Phase 2: Trail-Cam Tactics
One summer Iowa bowhunter Jay Gregory glassed a stud in the soybeans on several evenings. The buck was coming out of deep cover in a river bottom. Gregory sneaked in there and set a few cameras on the best trails he could find. Throughout September he got some awesome pictures. My Lord, that giant will score close to 200, he thought. One October day he got the shot he really wanted. The buck crossed the river near his bedding area in broad daylight at 8:00 am. Gregory moved in with a tree stand and killed him a short time later. He scored 198.
There are three morals to this story:
1) Late-summer visuals coupled with trail-camera photos take your scouting to the next level, and double your chances of patterning and shooting a monster.
2) “Once you spot an old buck in a field, sneak in and set cameras on trails in a nearby riverbed or creek bottom,” says Gregory. “As summer deepens, mature bucks spend a lot of time hanging out near water in low areas. If you get lucky and set your cams in the right spot, you can find out exactly where he’s bedding.”
3) Night pictures of bucks are cool, but once you snap a big boy on the prowl in early or afternoon shooting light, move in and hunt your best stand for the kill. Sometimes a titan will only move in good light for a few days each fall; a cam picture can help you be in the right spot at the right time.
Phase 3: The Ground Work
You still need to get out and do some good old ground pounding. How else can you set a stand or blind and expect that brute you’ve been glassing and photographing to walk within 25 yards of it?
Scout one day around lunchtime, when deer are bedded. Spray down with Scent Killer. Walk across a field or cutover to a tree line where you’ve watched a fat 8-pointer step out. Check the wind; it should blow out of the woods. Sneak 50 to 100 yards back into the wind and timber. Don’t go much deeper than that, or else you’ll bump deer. Some does and bucks loaf super-tight to the feed this time of year.

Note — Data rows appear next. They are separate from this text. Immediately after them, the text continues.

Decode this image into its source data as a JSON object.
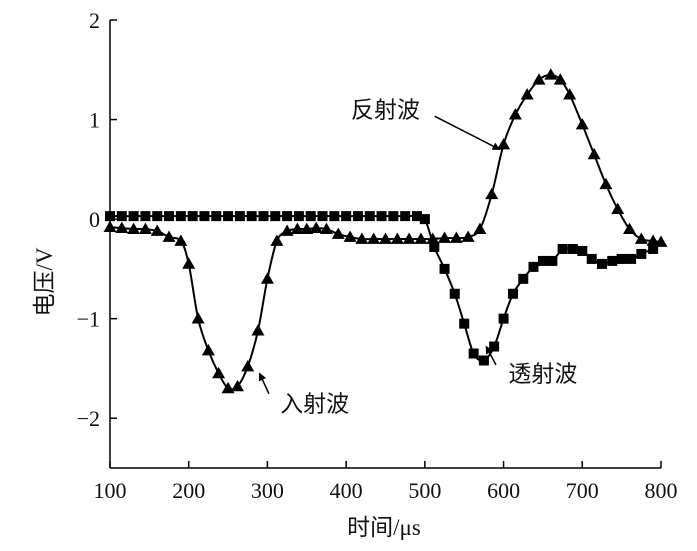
{
  "chart_data": {
    "type": "line",
    "title": "",
    "xlabel": "时间/μs",
    "ylabel": "电压/V",
    "xlim": [
      100,
      800
    ],
    "ylim": [
      -2.5,
      2
    ],
    "x_ticks": [
      "100",
      "200",
      "300",
      "400",
      "500",
      "600",
      "700",
      "800"
    ],
    "y_ticks": [
      "2",
      "1",
      "0",
      "−1",
      "−2"
    ],
    "grid": false,
    "legend": "none",
    "colors": {
      "series": "#000000",
      "axis": "#000000"
    },
    "series": [
      {
        "marker": "triangle",
        "x": [
          100,
          115,
          130,
          145,
          160,
          175,
          190,
          200,
          212,
          225,
          238,
          250,
          262,
          275,
          288,
          300,
          312,
          325,
          338,
          350,
          362,
          375,
          390,
          405,
          420,
          435,
          450,
          465,
          480,
          495,
          510,
          525,
          540,
          555,
          570,
          585,
          600,
          615,
          630,
          645,
          660,
          672,
          684,
          700,
          715,
          730,
          745,
          760,
          775,
          790,
          800
        ],
        "y": [
          -0.08,
          -0.09,
          -0.1,
          -0.1,
          -0.12,
          -0.18,
          -0.22,
          -0.45,
          -1.0,
          -1.32,
          -1.55,
          -1.7,
          -1.68,
          -1.48,
          -1.12,
          -0.6,
          -0.22,
          -0.12,
          -0.1,
          -0.1,
          -0.09,
          -0.1,
          -0.15,
          -0.18,
          -0.2,
          -0.2,
          -0.2,
          -0.2,
          -0.2,
          -0.2,
          -0.2,
          -0.19,
          -0.19,
          -0.18,
          -0.1,
          0.25,
          0.75,
          1.05,
          1.25,
          1.4,
          1.45,
          1.4,
          1.25,
          0.95,
          0.65,
          0.35,
          0.1,
          -0.1,
          -0.2,
          -0.22,
          -0.23
        ]
      },
      {
        "marker": "square",
        "x": [
          100,
          115,
          130,
          145,
          160,
          175,
          190,
          205,
          220,
          235,
          250,
          265,
          280,
          295,
          310,
          325,
          340,
          355,
          370,
          385,
          400,
          415,
          430,
          445,
          460,
          475,
          490,
          500,
          512,
          525,
          538,
          550,
          562,
          575,
          588,
          600,
          612,
          625,
          638,
          650,
          662,
          675,
          688,
          700,
          712,
          725,
          738,
          750,
          762,
          775,
          790
        ],
        "y": [
          0.03,
          0.03,
          0.03,
          0.03,
          0.03,
          0.03,
          0.03,
          0.03,
          0.03,
          0.03,
          0.03,
          0.03,
          0.03,
          0.03,
          0.03,
          0.03,
          0.03,
          0.03,
          0.03,
          0.03,
          0.03,
          0.03,
          0.03,
          0.03,
          0.03,
          0.03,
          0.03,
          0.0,
          -0.28,
          -0.5,
          -0.75,
          -1.05,
          -1.35,
          -1.42,
          -1.28,
          -1.0,
          -0.75,
          -0.6,
          -0.48,
          -0.42,
          -0.42,
          -0.3,
          -0.3,
          -0.32,
          -0.4,
          -0.45,
          -0.42,
          -0.4,
          -0.4,
          -0.35,
          -0.3
        ]
      }
    ],
    "annotations": [
      {
        "text": "反射波",
        "x": 450,
        "y": 1.1,
        "points_to": {
          "x": 595,
          "y": 0.7
        }
      },
      {
        "text": "入射波",
        "x": 360,
        "y": -1.85,
        "points_to": {
          "x": 290,
          "y": -1.55
        }
      },
      {
        "text": "透射波",
        "x": 650,
        "y": -1.55,
        "points_to": {
          "x": 578,
          "y": -1.28
        }
      }
    ]
  }
}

Back in there, look for this early sign:
Rubs: Big rubs start popping up around September 1. Soon after stripping their velvet, dominant bucks post mega rubs on aromatic pines or cedars, hardwoods or even fence posts to tell does and other males, “This spot is mine!” Find a cluster of arm-size rubs on a ridge or in a river bottom near a crop field and you’ve found some segment of a big deer’s core area—hunt there into October.

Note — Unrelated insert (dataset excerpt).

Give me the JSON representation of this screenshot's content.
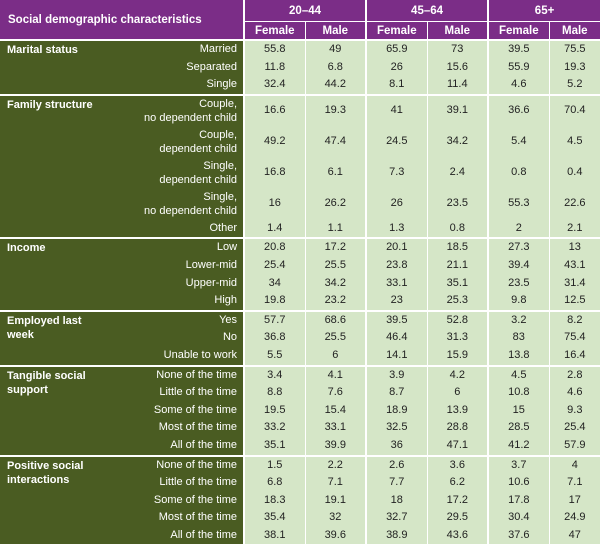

Droppings: Lots of fresh pellets or clumps in a thicket or swamp tell you animals are edding there. If they’re dry and light brown, look for the nearest cornfield or oak flat where the deer are feeding and plan an ambush. If the scat is moist and greenish-black, check a nearby clover or wheat plot or maybe an apple orchard. Also look for pellets beneath mast trees where deer feed.

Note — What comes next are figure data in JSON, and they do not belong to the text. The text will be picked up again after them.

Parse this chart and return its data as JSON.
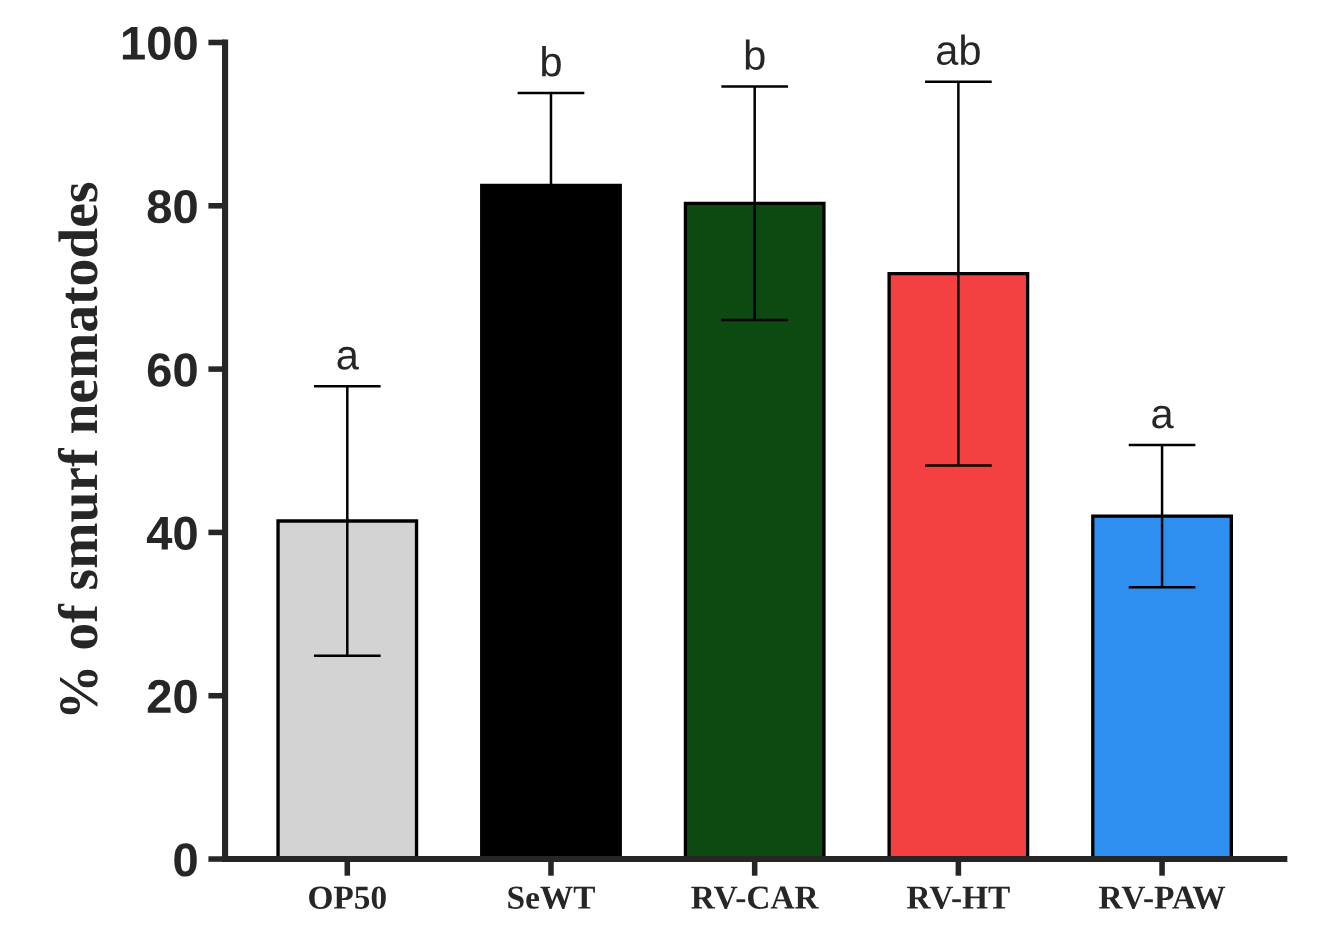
{
  "chart_data": {
    "type": "bar",
    "ylabel": "% of smurf nematodes",
    "categories": [
      "OP50",
      "SeWT",
      "RV-CAR",
      "RV-HT",
      "RV-PAW"
    ],
    "values": [
      41.4,
      82.5,
      80.3,
      71.7,
      42.0
    ],
    "errors": [
      16.5,
      11.3,
      14.3,
      23.5,
      8.7
    ],
    "colors": [
      "#d3d3d3",
      "#000000",
      "#0d4a12",
      "#f44040",
      "#2f8ff0"
    ],
    "ylim": [
      0,
      100
    ],
    "yticks": [
      0,
      20,
      40,
      60,
      80,
      100
    ],
    "grid": false,
    "annotations": [
      {
        "text": "a",
        "x": "OP50",
        "y": 57.9
      },
      {
        "text": "b",
        "x": "SeWT",
        "y": 93.8
      },
      {
        "text": "b",
        "x": "RV-CAR",
        "y": 94.6
      },
      {
        "text": "ab",
        "x": "RV-HT",
        "y": 95.2
      },
      {
        "text": "a",
        "x": "RV-PAW",
        "y": 50.7
      }
    ]
  }
}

Tracks: Lots of so-so tracks indicate a lot of deer. A deep, splayed, three-inch print tells you a heavy buck is with them (size of his rack, nobody knows). Look for buck tracks along the edge of a field or in a muddy creek or river crossing.
Beds: I sometimes carry a tape measure to check tracks and also beds. My field research says a full-grown buck’s bed in matted grass or leaves is roughly 45 to 50 inches long, while a doe or young buck’s is 40 inches or so. You can never get too much info.
You’ve got about 6 weeks to put this 3-phase plan to work before bow season, good luck!